Why? Because children age 15 or younger represent and reflect our own sub- and unconscious parts.

So what? Willpower, in parenting known as the “stern father” pattern, is not the most effective way to parent children. Why? Because it’s close to — or is — coercion, “Do what I say or else there will be violence!”

Successful parents understand “firing” their child is the last thing they want to do. In addition, in relationships, willpower has the unfortunate tendency to encourage rebellion and/or resistance in children. Have you noticed this?

The most successful parents, therapists and counselors have learned to avoid using willpower-coercion — except where physical force is warranted and justified; such as, escape from a burning house or an active shooting-war combat zone.

Curiosity can replace willpower

What replaces willpower? The most healthy antidote is Curiosity.

Why Curiosity? It’s the gateway to learning what you are unaware of.

Q: Why do I need to learn more than I already know?

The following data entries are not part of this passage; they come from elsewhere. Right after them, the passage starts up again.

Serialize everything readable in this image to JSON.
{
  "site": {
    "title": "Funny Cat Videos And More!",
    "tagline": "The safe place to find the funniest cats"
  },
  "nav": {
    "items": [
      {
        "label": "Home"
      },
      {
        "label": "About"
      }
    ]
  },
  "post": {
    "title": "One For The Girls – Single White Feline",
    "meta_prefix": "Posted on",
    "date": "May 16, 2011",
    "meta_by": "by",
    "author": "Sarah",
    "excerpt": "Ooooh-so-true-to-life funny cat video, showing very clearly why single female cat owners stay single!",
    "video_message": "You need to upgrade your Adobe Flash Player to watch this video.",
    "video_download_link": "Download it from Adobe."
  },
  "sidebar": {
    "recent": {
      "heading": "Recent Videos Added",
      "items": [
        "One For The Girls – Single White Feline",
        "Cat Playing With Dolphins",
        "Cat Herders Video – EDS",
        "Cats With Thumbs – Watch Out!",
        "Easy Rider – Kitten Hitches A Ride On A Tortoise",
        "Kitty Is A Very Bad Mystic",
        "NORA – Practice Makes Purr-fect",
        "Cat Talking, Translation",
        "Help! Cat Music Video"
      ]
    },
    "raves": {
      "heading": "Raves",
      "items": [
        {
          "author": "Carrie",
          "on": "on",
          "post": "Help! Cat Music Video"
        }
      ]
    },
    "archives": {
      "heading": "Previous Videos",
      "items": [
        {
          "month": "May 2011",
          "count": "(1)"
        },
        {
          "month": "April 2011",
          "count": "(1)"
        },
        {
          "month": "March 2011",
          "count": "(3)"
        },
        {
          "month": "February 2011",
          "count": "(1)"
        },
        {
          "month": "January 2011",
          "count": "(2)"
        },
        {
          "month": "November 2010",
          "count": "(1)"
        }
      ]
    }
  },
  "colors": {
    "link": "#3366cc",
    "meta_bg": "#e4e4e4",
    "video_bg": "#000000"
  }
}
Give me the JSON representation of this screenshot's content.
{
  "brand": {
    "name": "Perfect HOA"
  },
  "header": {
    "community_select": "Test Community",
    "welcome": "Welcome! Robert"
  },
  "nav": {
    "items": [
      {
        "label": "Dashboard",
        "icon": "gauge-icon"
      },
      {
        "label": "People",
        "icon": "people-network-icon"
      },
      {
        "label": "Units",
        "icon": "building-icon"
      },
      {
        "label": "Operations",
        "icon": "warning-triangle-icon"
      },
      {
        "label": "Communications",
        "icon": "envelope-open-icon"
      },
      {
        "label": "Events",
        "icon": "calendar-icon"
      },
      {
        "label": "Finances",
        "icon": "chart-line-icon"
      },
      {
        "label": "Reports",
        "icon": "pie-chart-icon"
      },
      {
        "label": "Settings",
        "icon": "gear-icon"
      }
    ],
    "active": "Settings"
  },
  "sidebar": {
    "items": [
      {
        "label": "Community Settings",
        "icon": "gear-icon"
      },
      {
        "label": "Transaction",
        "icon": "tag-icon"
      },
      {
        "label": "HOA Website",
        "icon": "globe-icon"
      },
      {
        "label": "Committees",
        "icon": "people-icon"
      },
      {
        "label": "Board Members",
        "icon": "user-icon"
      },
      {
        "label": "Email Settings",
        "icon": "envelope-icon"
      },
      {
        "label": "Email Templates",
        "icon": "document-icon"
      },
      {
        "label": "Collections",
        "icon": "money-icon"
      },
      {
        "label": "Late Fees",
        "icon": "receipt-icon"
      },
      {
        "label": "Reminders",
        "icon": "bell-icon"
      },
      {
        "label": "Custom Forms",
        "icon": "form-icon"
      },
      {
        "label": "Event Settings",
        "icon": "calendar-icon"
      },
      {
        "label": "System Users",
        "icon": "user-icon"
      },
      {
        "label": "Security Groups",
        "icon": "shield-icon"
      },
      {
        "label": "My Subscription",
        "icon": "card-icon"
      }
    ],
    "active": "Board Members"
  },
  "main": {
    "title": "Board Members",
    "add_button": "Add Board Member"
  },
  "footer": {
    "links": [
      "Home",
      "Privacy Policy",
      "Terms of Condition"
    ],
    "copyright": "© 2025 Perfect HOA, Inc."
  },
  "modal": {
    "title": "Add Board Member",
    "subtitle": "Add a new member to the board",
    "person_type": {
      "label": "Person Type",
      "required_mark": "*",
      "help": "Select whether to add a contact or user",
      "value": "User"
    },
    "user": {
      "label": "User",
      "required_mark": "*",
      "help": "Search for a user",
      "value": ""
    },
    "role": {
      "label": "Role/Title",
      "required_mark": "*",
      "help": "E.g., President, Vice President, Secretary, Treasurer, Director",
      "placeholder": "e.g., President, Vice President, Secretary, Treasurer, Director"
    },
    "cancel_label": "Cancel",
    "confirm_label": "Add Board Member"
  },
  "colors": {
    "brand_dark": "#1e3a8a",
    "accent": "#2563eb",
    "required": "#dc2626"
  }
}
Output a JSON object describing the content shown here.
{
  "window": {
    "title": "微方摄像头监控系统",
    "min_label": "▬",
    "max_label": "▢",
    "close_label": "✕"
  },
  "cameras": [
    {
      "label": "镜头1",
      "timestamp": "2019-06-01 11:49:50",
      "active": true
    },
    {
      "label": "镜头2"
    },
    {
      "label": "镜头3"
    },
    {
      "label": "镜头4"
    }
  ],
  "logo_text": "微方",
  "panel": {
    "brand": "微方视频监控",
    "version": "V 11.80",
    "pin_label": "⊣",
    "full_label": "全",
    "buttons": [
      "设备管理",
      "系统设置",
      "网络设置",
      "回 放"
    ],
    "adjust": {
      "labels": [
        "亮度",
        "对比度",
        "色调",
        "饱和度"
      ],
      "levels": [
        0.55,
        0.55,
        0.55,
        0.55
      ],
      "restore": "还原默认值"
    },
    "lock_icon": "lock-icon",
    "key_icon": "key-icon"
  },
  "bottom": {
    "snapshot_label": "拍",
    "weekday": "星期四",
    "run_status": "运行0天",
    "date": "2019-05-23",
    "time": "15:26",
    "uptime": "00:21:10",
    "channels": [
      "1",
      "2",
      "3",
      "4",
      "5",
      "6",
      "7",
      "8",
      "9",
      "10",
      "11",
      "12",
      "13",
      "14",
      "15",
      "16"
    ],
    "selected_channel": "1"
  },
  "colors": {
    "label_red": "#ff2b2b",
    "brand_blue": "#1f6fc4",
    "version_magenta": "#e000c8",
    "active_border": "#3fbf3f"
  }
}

A: Because an internal part behaving in ways you dislike, tells you, you have a burdened internal part. A part who requires the attention of healthy Self Leadership — even if consciously, you believed “We’re done with that.”

John-Roger talked about this as the Law of Reversibility. When the conscious self ego says, “Well I handled that!” and dusts off its hands; later on, the negative power can return the same or a similar situation to you, to test you, to see if you have really learned healthy self-connection and effective self-management — or not.

What else is Curiosity a gateway to? Other positive qualities IFS encourages in self leadership: Calm, Curiosity, Courage, Compassion, Confidence, Creativity, and Clarity.

As well, IFS’s five “P’s”: Patience, Perspective, Persistence, Perseverance, Playfulness.

When the above positive qualities are practiced and become more habitual, it’s easier to choose away from willpower-coercion. Why? Because it’s more obvious any attempt to “fire” your inner child, or any internal part, is like trying to fire your little finger or your left foot. You may be able to do it — yet later, you will regret it.

Impatience, the child of willpower

The child of willpower is impatience. Impatience is a milder form of willpower. In willpower, we say the quiet part out loud, “Do it my way or else!” In impatience, we don’t say this part out loud. Yet the experience is the same, “I’m not getting my way! Things are not going according to my plan!”

As noted many place online, the antidote for impatience is gratitude. Count and notice all the people and situations which are going your way now.

Gratitude is too weak to counter willpower. Start with curiosity. The reason this works especially with young children and internal parts is conscious Self rarely knows how burdened our internal parts are with trauma and how often their needs went un-met.

They suffered. This is why it often works to tell them:

The worst is over.

I acknowledge you suffered.

I apologize for not being present as a healthy Self when you needed me.

I forgive myself for not being present when you needed me.

I am here now.

We can go forward together now as partners.”